水疱性口内炎ウイルス（VSV）ベクターは、多能性幹細胞内で機能できるようウイルスに変異を加えると同時に、グアニンリボスイッチ（GuaM8HDV）を搭載し、グアニンの添加によってウイルスベクターに組み込んだ遺伝子の発現制御を可能とする。このVSVベクターを多能性幹細胞の細胞分化誘導、多能性維持、および細胞の初期化（リプログラミング）に適用する計画のうち、細胞分化誘導と多能性維持に関して実験を執り行った。細胞分化誘導に関して、マウスの胚性幹細胞（ES細胞）に、分化を誘導するための遺伝子（MyoD）を組み込んだVSVベクターを使用した実験では、分化誘導中に細胞数を維持することが難しかったことから、培養条件の改善を行った結果、分化誘導された細胞特性の違いから、グアニンの有無による外来遺伝子の制御が可能であることを示すことができた。
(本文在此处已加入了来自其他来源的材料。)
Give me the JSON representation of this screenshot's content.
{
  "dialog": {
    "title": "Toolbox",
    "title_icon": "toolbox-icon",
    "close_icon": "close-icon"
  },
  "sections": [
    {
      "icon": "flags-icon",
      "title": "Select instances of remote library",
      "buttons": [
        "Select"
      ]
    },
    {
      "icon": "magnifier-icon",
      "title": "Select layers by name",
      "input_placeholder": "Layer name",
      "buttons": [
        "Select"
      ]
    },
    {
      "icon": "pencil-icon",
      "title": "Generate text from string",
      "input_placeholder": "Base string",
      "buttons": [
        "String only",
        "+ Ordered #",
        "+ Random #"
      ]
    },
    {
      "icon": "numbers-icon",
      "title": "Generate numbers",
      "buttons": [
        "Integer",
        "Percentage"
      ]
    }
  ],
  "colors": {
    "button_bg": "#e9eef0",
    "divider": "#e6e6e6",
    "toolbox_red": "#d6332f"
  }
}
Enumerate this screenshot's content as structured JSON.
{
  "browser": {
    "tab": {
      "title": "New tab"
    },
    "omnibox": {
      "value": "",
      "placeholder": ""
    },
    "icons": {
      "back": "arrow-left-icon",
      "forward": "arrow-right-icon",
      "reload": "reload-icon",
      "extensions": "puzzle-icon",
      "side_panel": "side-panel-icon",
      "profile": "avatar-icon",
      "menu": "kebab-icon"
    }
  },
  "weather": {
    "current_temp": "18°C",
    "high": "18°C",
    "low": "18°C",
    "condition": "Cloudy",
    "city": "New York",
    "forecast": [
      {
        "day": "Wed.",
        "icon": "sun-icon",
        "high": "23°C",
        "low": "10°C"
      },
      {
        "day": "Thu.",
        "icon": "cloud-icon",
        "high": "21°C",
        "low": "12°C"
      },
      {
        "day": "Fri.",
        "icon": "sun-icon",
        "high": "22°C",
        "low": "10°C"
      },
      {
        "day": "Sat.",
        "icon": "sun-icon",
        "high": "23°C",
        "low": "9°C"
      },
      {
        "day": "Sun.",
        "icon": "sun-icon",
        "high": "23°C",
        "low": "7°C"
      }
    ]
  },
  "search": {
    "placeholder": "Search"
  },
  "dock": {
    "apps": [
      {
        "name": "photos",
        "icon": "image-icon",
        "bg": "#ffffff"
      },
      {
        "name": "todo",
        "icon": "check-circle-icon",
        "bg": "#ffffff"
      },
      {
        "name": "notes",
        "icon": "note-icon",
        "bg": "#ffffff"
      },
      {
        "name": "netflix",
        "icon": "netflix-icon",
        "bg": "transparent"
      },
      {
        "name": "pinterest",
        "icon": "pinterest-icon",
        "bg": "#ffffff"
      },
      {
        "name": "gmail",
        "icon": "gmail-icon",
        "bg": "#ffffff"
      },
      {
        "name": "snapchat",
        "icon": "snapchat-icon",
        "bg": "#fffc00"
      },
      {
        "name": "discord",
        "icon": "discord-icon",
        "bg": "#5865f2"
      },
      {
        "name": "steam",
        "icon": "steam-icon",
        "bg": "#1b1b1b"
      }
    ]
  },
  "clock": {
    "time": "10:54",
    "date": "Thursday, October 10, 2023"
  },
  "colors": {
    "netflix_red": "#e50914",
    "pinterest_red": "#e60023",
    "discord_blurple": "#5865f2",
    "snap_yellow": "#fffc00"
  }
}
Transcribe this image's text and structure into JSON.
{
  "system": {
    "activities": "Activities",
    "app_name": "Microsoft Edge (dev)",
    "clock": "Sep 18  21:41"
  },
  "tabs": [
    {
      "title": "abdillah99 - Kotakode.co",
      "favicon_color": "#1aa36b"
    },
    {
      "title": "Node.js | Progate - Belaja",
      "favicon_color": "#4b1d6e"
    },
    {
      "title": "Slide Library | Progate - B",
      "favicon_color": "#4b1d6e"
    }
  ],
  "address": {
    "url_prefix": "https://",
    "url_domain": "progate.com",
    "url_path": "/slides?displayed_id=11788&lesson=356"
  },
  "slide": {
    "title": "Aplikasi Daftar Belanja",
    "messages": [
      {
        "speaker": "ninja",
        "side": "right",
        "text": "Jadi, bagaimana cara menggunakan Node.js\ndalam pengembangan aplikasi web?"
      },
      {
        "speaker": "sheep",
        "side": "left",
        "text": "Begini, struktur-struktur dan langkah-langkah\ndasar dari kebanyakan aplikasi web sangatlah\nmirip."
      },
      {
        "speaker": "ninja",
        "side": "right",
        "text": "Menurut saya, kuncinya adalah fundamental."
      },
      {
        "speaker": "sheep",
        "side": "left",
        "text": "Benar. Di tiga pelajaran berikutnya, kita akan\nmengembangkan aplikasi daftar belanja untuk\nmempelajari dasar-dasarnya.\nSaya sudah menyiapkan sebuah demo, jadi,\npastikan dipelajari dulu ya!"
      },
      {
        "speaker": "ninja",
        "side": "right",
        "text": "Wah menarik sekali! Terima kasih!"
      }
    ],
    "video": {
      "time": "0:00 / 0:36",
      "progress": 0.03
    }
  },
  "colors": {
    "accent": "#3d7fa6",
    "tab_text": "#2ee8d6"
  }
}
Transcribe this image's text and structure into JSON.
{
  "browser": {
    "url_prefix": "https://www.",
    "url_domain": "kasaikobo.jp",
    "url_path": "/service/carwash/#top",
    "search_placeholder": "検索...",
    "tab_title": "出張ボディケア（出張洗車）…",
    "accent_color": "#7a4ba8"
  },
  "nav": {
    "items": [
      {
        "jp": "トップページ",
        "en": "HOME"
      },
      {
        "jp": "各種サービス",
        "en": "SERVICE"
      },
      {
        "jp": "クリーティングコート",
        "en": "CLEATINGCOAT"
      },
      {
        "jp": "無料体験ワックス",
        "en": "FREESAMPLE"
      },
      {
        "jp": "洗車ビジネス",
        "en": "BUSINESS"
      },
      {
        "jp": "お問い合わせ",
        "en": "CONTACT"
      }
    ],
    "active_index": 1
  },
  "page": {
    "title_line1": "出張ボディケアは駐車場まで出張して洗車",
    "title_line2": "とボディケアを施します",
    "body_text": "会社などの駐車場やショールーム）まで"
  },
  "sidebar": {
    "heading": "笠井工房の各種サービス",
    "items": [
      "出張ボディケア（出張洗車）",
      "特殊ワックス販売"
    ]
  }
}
多能性維持に関して、多能性を維持するための遺伝子（Nanog）を組み込んだVSVベクターを感染させたES細胞においても、培養中のグアニンの有無による細胞の状態の違いから、外来遺伝子の制御を証明することができた。この事象を詳細に調査するために、フローサイトメトリーを用いた実験系を立ち上げ、良好な結果が得られた。さらに、VSVベクターを取り込んだ細胞から、特定の条件でVSVベクターを除去できることがわかり、同様にフローサイトメトリーの実験系を適用し、細胞内からのウイルスの除去を確認した。これにより、VSVベクターによる細胞誘導とその後の除去が可能であることが示唆され、VSVベクターの応用範囲の拡大が期待される。

囊泡口腔炎病毒（VSV）载体突变病毒以在多能干细胞中起作用，并且还配备了鸟嘌呤核糖开关（GUAM8HDV），从而允许通过添加鸟嘌呤来表达基因的表达。在应用此VSV载体诱导细胞分化，维持多能和重编程的计划中，进行了有关细胞分化诱导和多能维持的实验。关于细胞分化诱导，在使用VSV载体的实验中，小鼠胚胎干细胞（ES细胞）结合了一个用于诱导分化的基因（MYOD），很难在分化诱导过程中维持细胞的数量，因此，由于培养条件的改善，我们能够证明外国基因可以通过属性或无等于差异来控制外国基因。关于维持多能量化，即使在感染了VSV载体的ES细胞中，该载体融合了用于维持多能量化的基因（NANOG），也可以证明外国基因的调节是由于细胞状态在培养中的存在或不存在的细胞状态所致。为了详细研究此事件，启动了使用流式细胞仪的实验系统，并获得了良好的结果。此外，发现可以从已与VSV载体合并的细胞中去除VSV载体，同样，使用流式细胞术实验系统来确认从细胞内部清除病毒。这表明可以进行VSV载体的细胞诱导和随后的去除，并且可以预期将扩大VSV载体的应用范围。